只能说这几天的锻炼还是有效果的,电光火石之间,关可居然做出了自主反应。
她一把抓住了易骥的手臂,使劲往下一压。以战斗系统评估,这当然是个极其糟糕的动作,没有缓冲没有卸力,颈部往下又极其脆弱,这一拳挨实了,说不准就是一个颈骨骨折,直接送命都是有可能。
但好在现在不是真的在战斗。
反应过来不对,易骥险险地收住力道,拳头几乎贴在脖颈之上。
易骥拧着眉看向关可。
在他的判断里,刚才那一下,关可分明能躲开。
那句不快的“怎么回事?”还没有问出口,低头对上关可的脸后,却诡异地沉默了片刻。
关可还没从刚才的剧烈活动中缓过来,雪白的皮肤下泛着一层薄薄的晕红。
动作骤然停下,额上冒出的汗珠终于有了余裕往下流淌,洇湿了颊边的黑发,在洁白的下巴上汇聚成滴,随着喘息的动作摇摇晃晃,最后落在他的拳背上。
微凉的、湿润的感觉在手背上漫开。
易骥顿了下,胸腔里泛起了点点波澜。本来随着动作停滞而平息下的心跳渐渐加快了速度,另一种和汹涌杀意不同、但却同样激烈的情绪在胸腔中蔓延开来,让人几乎分辨不清楚。他展开了握拳的手,指尖碰触到颈项的皮肤,被汗水浸透后,湿淋淋又黏腻的触感透过指腹传来,他手指忍不住蜷了蜷,却并不是做出扼紧脖颈的动作,而是顺着那纤细的颈项摩挲着往上。

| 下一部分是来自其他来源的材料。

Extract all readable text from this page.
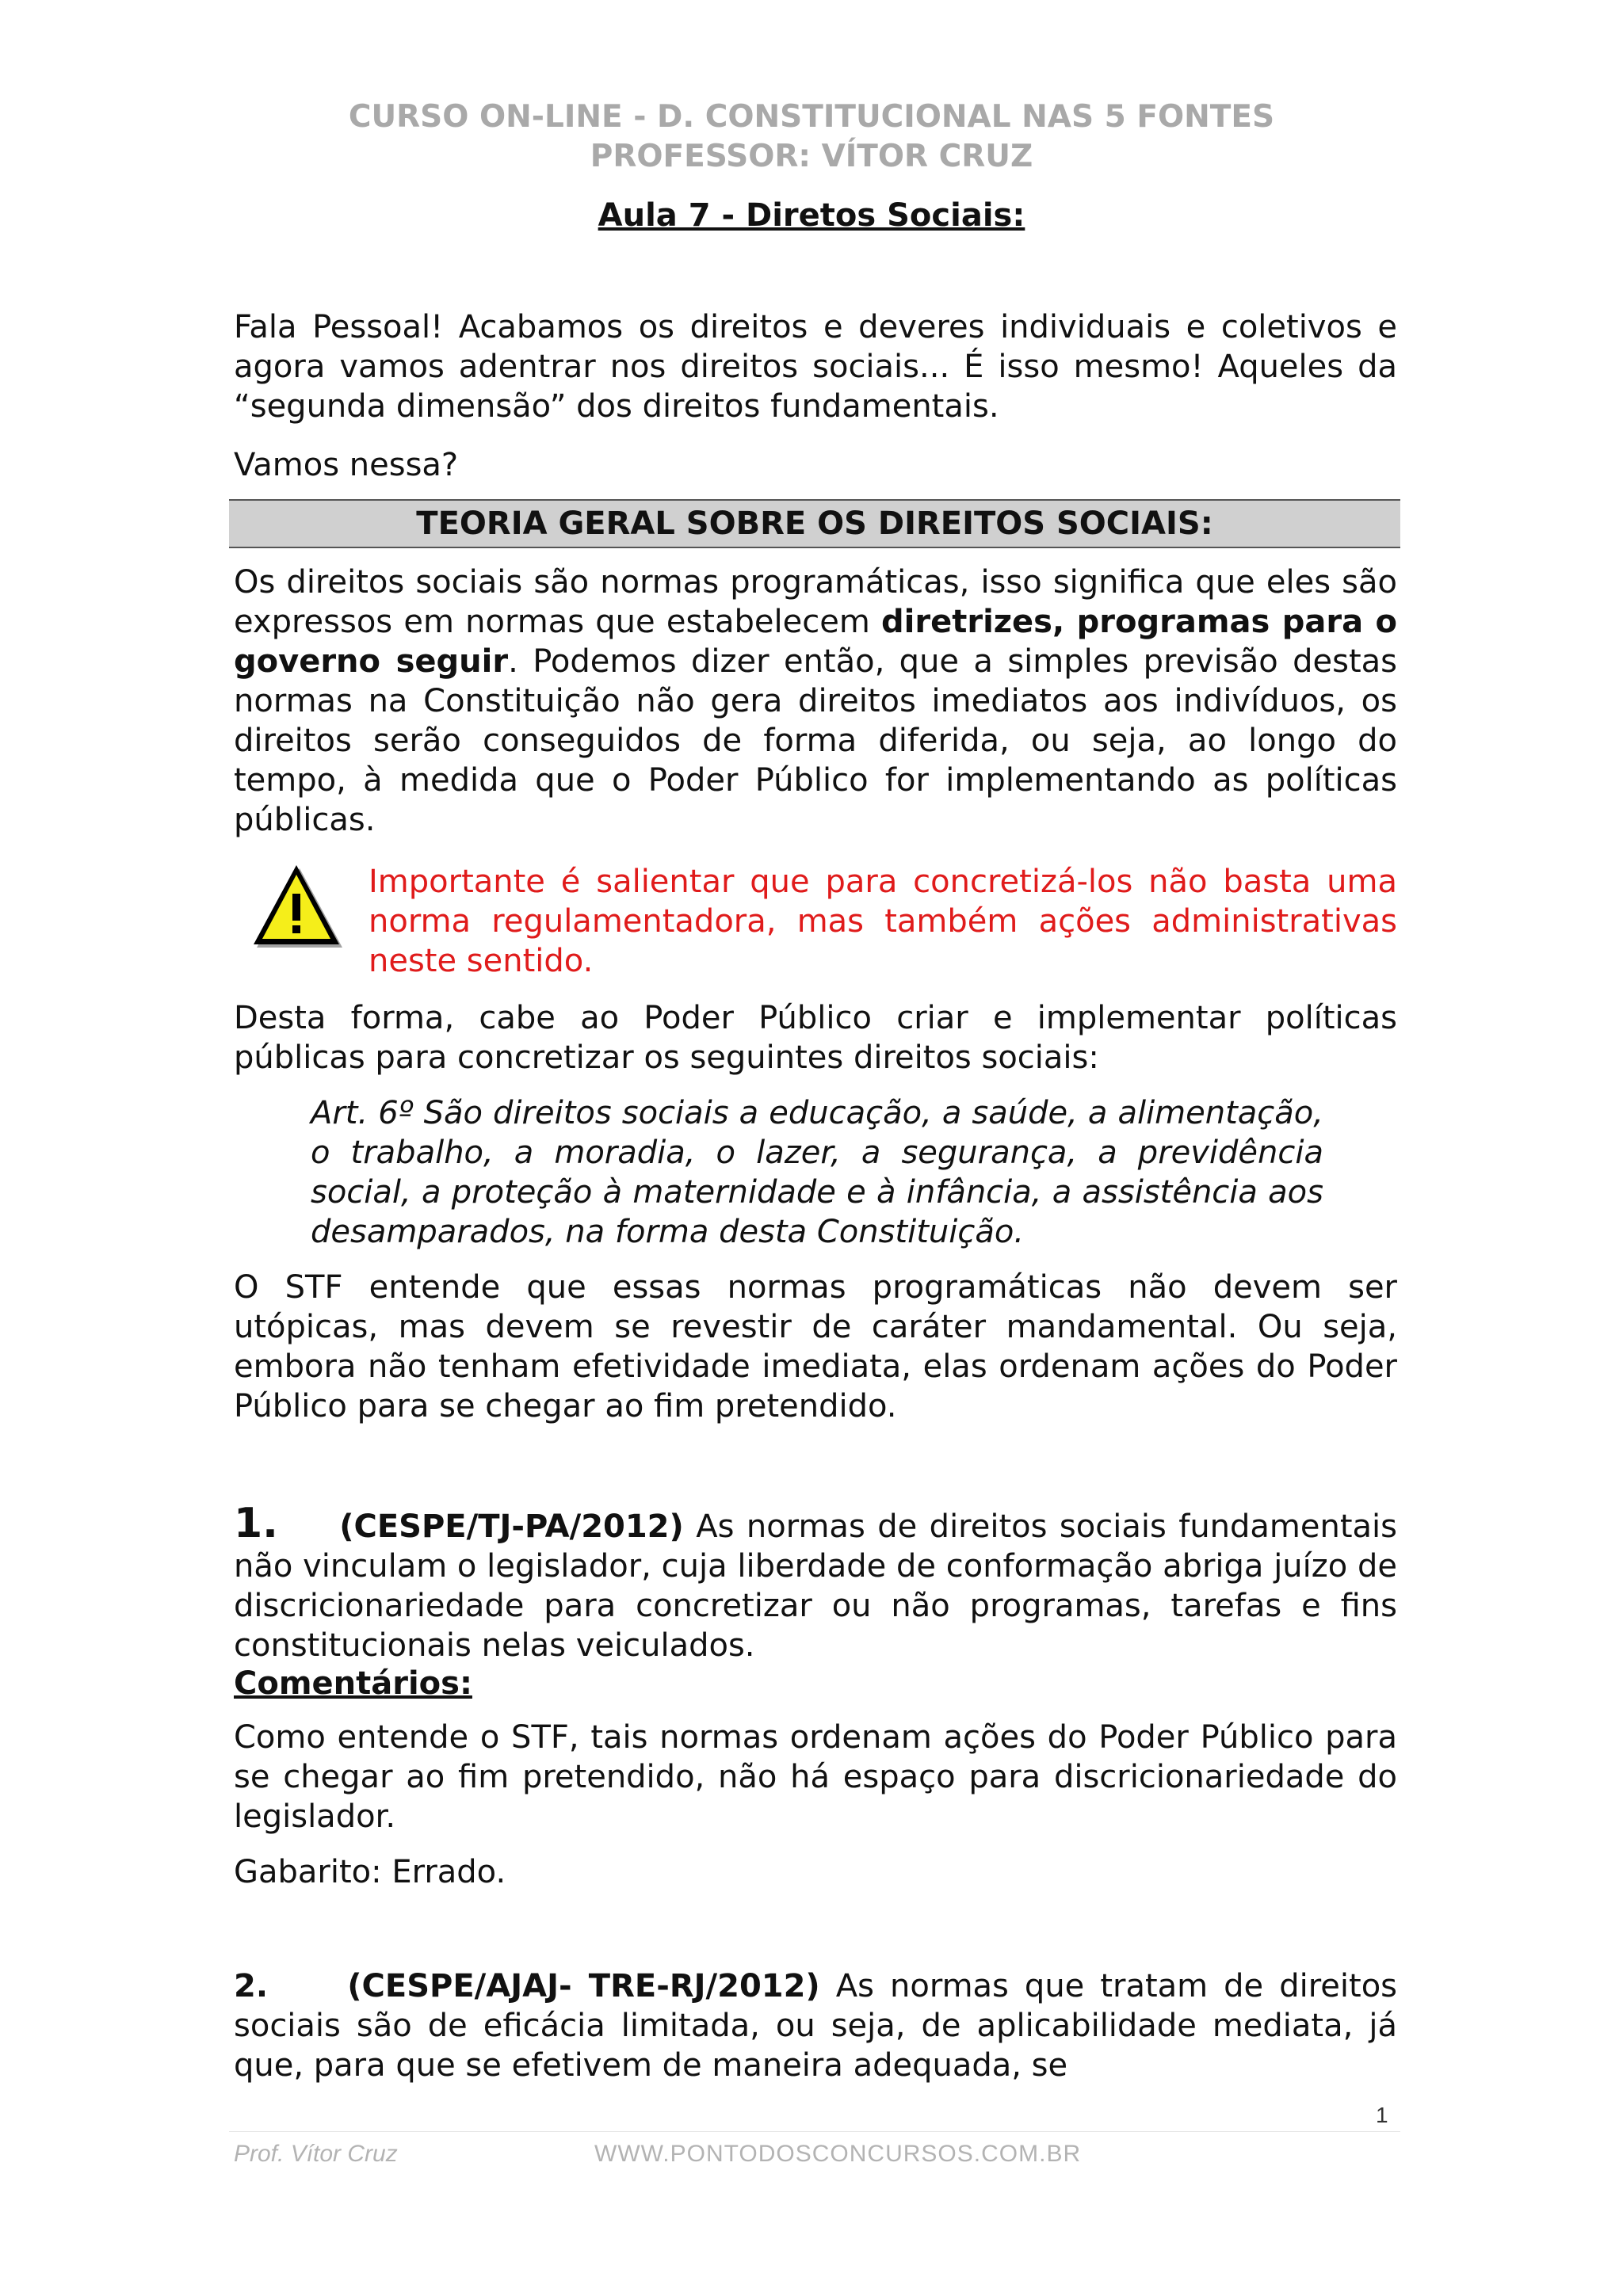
CURSO ON-LINE - D. CONSTITUCIONAL NAS 5 FONTES
PROFESSOR: VÍTOR CRUZ
Aula 7 - Diretos Sociais:
Fala Pessoal! Acabamos os direitos e deveres individuais e coletivos e agora vamos adentrar nos direitos sociais... É isso mesmo! Aqueles da “segunda dimensão” dos direitos fundamentais.
Vamos nessa?
TEORIA GERAL SOBRE OS DIREITOS SOCIAIS:
Os direitos sociais são normas programáticas, isso significa que eles são expressos em normas que estabelecem diretrizes, programas para o governo seguir. Podemos dizer então, que a simples previsão destas normas na Constituição não gera direitos imediatos aos indivíduos, os direitos serão conseguidos de forma diferida, ou seja, ao longo do tempo, à medida que o Poder Público for implementando as políticas públicas.
Importante é salientar que para concretizá-los não basta uma norma regulamentadora, mas também ações administrativas neste sentido.
Desta forma, cabe ao Poder Público criar e implementar políticas públicas para concretizar os seguintes direitos sociais:
Art. 6º São direitos sociais a educação, a saúde, a alimentação, o trabalho, a moradia, o lazer, a segurança, a previdência social, a proteção à maternidade e à infância, a assistência aos desamparados, na forma desta Constituição.
O STF entende que essas normas programáticas não devem ser utópicas, mas devem se revestir de caráter mandamental. Ou seja, embora não tenham efetividade imediata, elas ordenam ações do Poder Público para se chegar ao fim pretendido.
1. (CESPE/TJ-PA/2012) As normas de direitos sociais fundamentais não vinculam o legislador, cuja liberdade de conformação abriga juízo de discricionariedade para concretizar ou não programas, tarefas e fins constitucionais nelas veiculados.
Comentários:
Como entende o STF, tais normas ordenam ações do Poder Público para se chegar ao fim pretendido, não há espaço para discricionariedade do legislador.
Gabarito: Errado.
2.	(CESPE/AJAJ- TRE-RJ/2012) As normas que tratam de direitos sociais são de eficácia limitada, ou seja, de aplicabilidade mediata, já que, para que se efetivem de maneira adequada, se
1
Prof. Vítor Cruz	WWW.PONTODOSCONCURSOS.COM.BR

黑色的手套吸附着脖颈上的汗液,碰触的触感被无限放大。
关可本来还在尝试着喘匀了气儿再开口说话,这会儿惊恐地双手并用扒拉起了易骥的手。
这哥不是真的想掐死她吧?!
想到次次红名的训练,关可觉得这事不无可能。
但两人往日无怨近日无仇的,又在同一个机构里面,怎么也不至于此啊?她就是一个失误而已!!
扒拉了两下没能扒拉开,关可吓得眼泪都飚出来了,声音变调地,“等等!哥!我认输!!我输了!!”
不知道是认输得快,还是扒拉得即时,易骥的动作总算停了。
虽然没再收紧,但是也没有松开,关可被以一个颇为不适的姿势卡着脖子,被迫仰头和易骥对视,看着那双漆黑的眸子中更深的暗色浮浮沉沉。
关可:“……”
地下、暗室,两个人。
这是什么杀人分尸现场?!
关可胳膊上一阵鸡皮疙瘩、后背汗毛都炸起来了。
攻略对象有点性格很正常,但是到这种程度是不是有点过了啊!!
好在那惊悚的感觉只是片刻,再看时,易骥表情已经恢复正常。
虽然还掐着关可的脖子没松手,但神情语气已经是平时的冷淡,“刚才怎么回事?”
关可终于想起来事情的起因,“这、这个……”
总感觉实话实说,对面可能下一步就是照着脸来了。
易骥稍微提高了声调,语气危险地,“嗯?”
关可:“……”
审讯拷问的既视感太强,她只用了三秒,就扛不住说了——
“能不能别打脸?肿起来很难看没法出去见人了!”
语速飞快几乎没有停顿地说完这句话,关可一脸绝望地闭上了眼,总觉得易骥下一秒的回应就是:好啊,那我就打肿给你看看。
许久没有听到回应,训练场安静的只有两个人的呼吸声。
一个急促地轻喘着,另一个却安静又绵长。
关可小心翼翼地将右眼睁开一条缝隙。
易骥的表情有点奇怪,却并不是关可想的那样冷酷无情。他明显注意到关可的偷瞄,却并没有戳穿,目光接触了一瞬,就顺着面颊往下,那视线存在感强得是刀子,透过表层的肌肤直直切入内部的肌肉的纹理之中。
关可被看得整个人都不好了。
这人真的不是想把她的脸皮给剥下来吗?!
不不、冷静一点!
这种21。禁、明显会给玩家带来永久精神创伤的发展,游戏不会通过的!
想是这么想,但冷静还是冷静不下来,就在关可哆哆嗦嗦地准备求饶的时候,易骥表情微顿了顿,他收回了那过于侵略感的目光,垂眸往自己脚下看了眼。
刚才空气都凝结住的危险感陡然消散,关可人也跟着一松,不自觉地靠着墙壁滑落下去。
易骥立刻改掐为提,拎着关可的领子把她提溜直了。
被迫靠墙站的关可:“……”
谢谢您了,我觉得原地躺下就挺好的。